I did mine, of the geometric, in Blender, where orthographic drawing from scratch is not my strong suite. It is made of cubes, cubes, and only cubes, a call to my comparative rigidity and practicality. After which, I traced it on Illustrator.
The biggest object is the bed (of course!), followed by the computer, and then the cutlery. It’s a representation of my 3 priorities: sleep, Internet, and food. I placed the door as a counter to the struggle for dominance: unlike those 3, the door is verily small, an indicator of just how much I hate to go out. The animation is much simpler compared to Gwen’s, but feels oddly apt: Much of it is just repetition without significant changes, just like much of my everyday life as I hide out at home.

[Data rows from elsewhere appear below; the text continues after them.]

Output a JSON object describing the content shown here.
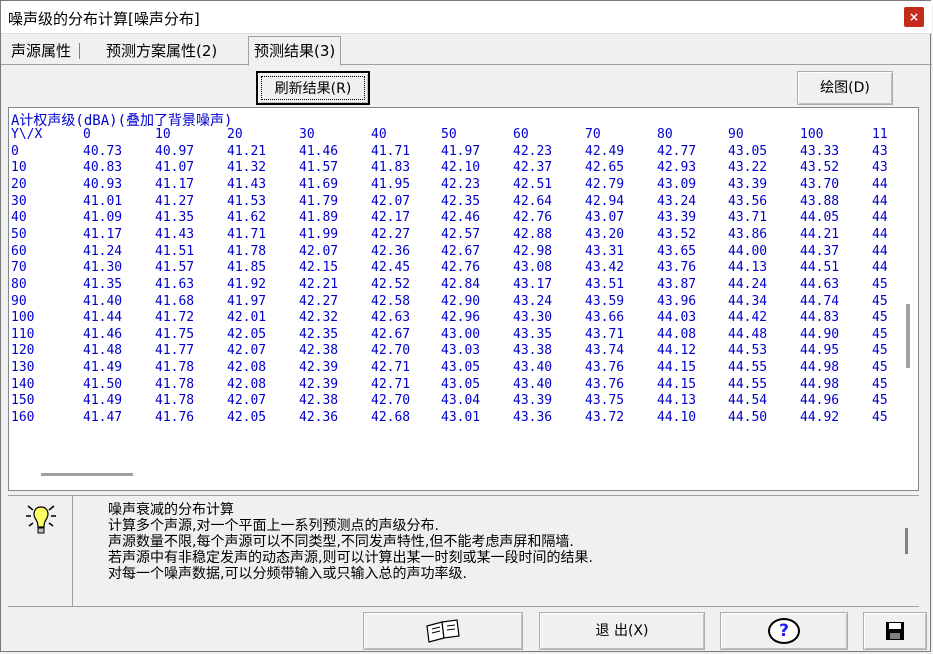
{
  "window": {
    "title": "噪声级的分布计算[噪声分布]",
    "close_glyph": "×"
  },
  "tabs": [
    {
      "label": "声源属性"
    },
    {
      "label": "预测方案属性(2)"
    },
    {
      "label": "预测结果(3)"
    }
  ],
  "toolbar": {
    "refresh_label": "刷新结果(R)",
    "draw_label": "绘图(D)"
  },
  "results": {
    "heading": "A计权声级(dBA)(叠加了背景噪声)",
    "corner": "Y\\/X",
    "columns": [
      "0",
      "10",
      "20",
      "30",
      "40",
      "50",
      "60",
      "70",
      "80",
      "90",
      "100",
      "11"
    ],
    "rows": [
      {
        "y": "0",
        "v": [
          "40.73",
          "40.97",
          "41.21",
          "41.46",
          "41.71",
          "41.97",
          "42.23",
          "42.49",
          "42.77",
          "43.05",
          "43.33",
          "43"
        ]
      },
      {
        "y": "10",
        "v": [
          "40.83",
          "41.07",
          "41.32",
          "41.57",
          "41.83",
          "42.10",
          "42.37",
          "42.65",
          "42.93",
          "43.22",
          "43.52",
          "43"
        ]
      },
      {
        "y": "20",
        "v": [
          "40.93",
          "41.17",
          "41.43",
          "41.69",
          "41.95",
          "42.23",
          "42.51",
          "42.79",
          "43.09",
          "43.39",
          "43.70",
          "44"
        ]
      },
      {
        "y": "30",
        "v": [
          "41.01",
          "41.27",
          "41.53",
          "41.79",
          "42.07",
          "42.35",
          "42.64",
          "42.94",
          "43.24",
          "43.56",
          "43.88",
          "44"
        ]
      },
      {
        "y": "40",
        "v": [
          "41.09",
          "41.35",
          "41.62",
          "41.89",
          "42.17",
          "42.46",
          "42.76",
          "43.07",
          "43.39",
          "43.71",
          "44.05",
          "44"
        ]
      },
      {
        "y": "50",
        "v": [
          "41.17",
          "41.43",
          "41.71",
          "41.99",
          "42.27",
          "42.57",
          "42.88",
          "43.20",
          "43.52",
          "43.86",
          "44.21",
          "44"
        ]
      },
      {
        "y": "60",
        "v": [
          "41.24",
          "41.51",
          "41.78",
          "42.07",
          "42.36",
          "42.67",
          "42.98",
          "43.31",
          "43.65",
          "44.00",
          "44.37",
          "44"
        ]
      },
      {
        "y": "70",
        "v": [
          "41.30",
          "41.57",
          "41.85",
          "42.15",
          "42.45",
          "42.76",
          "43.08",
          "43.42",
          "43.76",
          "44.13",
          "44.51",
          "44"
        ]
      },
      {
        "y": "80",
        "v": [
          "41.35",
          "41.63",
          "41.92",
          "42.21",
          "42.52",
          "42.84",
          "43.17",
          "43.51",
          "43.87",
          "44.24",
          "44.63",
          "45"
        ]
      },
      {
        "y": "90",
        "v": [
          "41.40",
          "41.68",
          "41.97",
          "42.27",
          "42.58",
          "42.90",
          "43.24",
          "43.59",
          "43.96",
          "44.34",
          "44.74",
          "45"
        ]
      },
      {
        "y": "100",
        "v": [
          "41.44",
          "41.72",
          "42.01",
          "42.32",
          "42.63",
          "42.96",
          "43.30",
          "43.66",
          "44.03",
          "44.42",
          "44.83",
          "45"
        ]
      },
      {
        "y": "110",
        "v": [
          "41.46",
          "41.75",
          "42.05",
          "42.35",
          "42.67",
          "43.00",
          "43.35",
          "43.71",
          "44.08",
          "44.48",
          "44.90",
          "45"
        ]
      },
      {
        "y": "120",
        "v": [
          "41.48",
          "41.77",
          "42.07",
          "42.38",
          "42.70",
          "43.03",
          "43.38",
          "43.74",
          "44.12",
          "44.53",
          "44.95",
          "45"
        ]
      },
      {
        "y": "130",
        "v": [
          "41.49",
          "41.78",
          "42.08",
          "42.39",
          "42.71",
          "43.05",
          "43.40",
          "43.76",
          "44.15",
          "44.55",
          "44.98",
          "45"
        ]
      },
      {
        "y": "140",
        "v": [
          "41.50",
          "41.78",
          "42.08",
          "42.39",
          "42.71",
          "43.05",
          "43.40",
          "43.76",
          "44.15",
          "44.55",
          "44.98",
          "45"
        ]
      },
      {
        "y": "150",
        "v": [
          "41.49",
          "41.78",
          "42.07",
          "42.38",
          "42.70",
          "43.04",
          "43.39",
          "43.75",
          "44.13",
          "44.54",
          "44.96",
          "45"
        ]
      },
      {
        "y": "160",
        "v": [
          "41.47",
          "41.76",
          "42.05",
          "42.36",
          "42.68",
          "43.01",
          "43.36",
          "43.72",
          "44.10",
          "44.50",
          "44.92",
          "45"
        ]
      }
    ]
  },
  "info": {
    "icon": "lightbulb-icon",
    "lines": [
      "噪声衰减的分布计算",
      "计算多个声源,对一个平面上一系列预测点的声级分布.",
      "声源数量不限,每个声源可以不同类型,不同发声特性,但不能考虑声屏和隔墙.",
      "若声源中有非稳定发声的动态声源,则可以计算出某一时刻或某一段时间的结果.",
      "对每一个噪声数据,可以分频带输入或只输入总的声功率级."
    ]
  },
  "footer": {
    "book_icon": "book-icon",
    "exit_label": "退 出(X)",
    "help_glyph": "?",
    "save_icon": "floppy-disk-icon"
  }
}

Gwen’s features curves, curves, and only curves. Since she appeared to be someone rather emotional, and almost spiritual, I placed many of the things she enjoys seeing, such as the sun, plants, waters (the sea), and the bowl (for plants, but also for fish sometimes). When I mentioned this to her, however, she hastily said that she only enjoys watching, as she’s terrible with keeping things alive. Consequently, I added the eyeball, a manifestation of her gaze. I’m blessed that all of these use the circle as a base shape. Thus, the animation can encompass all, by having the circle change from being that of a “bowl”, to that of the “sun”, and the “eyeball”.
All in all, I’m surprised that the lack of colour wasn’t a major problem. Nevertheless, the sun on Gwen’s portrait is tragically misaligned, probably because I failed to set the origin point properly. It’s only my second time using Adobe Animate, oof. Also, I feel like the eyeball might not have come across very cleanly: in hindsight, it might have been better to have it centralised than facing the side, where it’s rather difficult to identify what it’s supposed to be.
Perhaps the approach I took wasn’t necessarily the best, either, since I focused on the dichotomies between both of us, than seeing Gwen for who she is. While it helped in the eventual creation of the Organic / Geometric division, it might be worthwhile to try seeing others as they are, than as compared to me.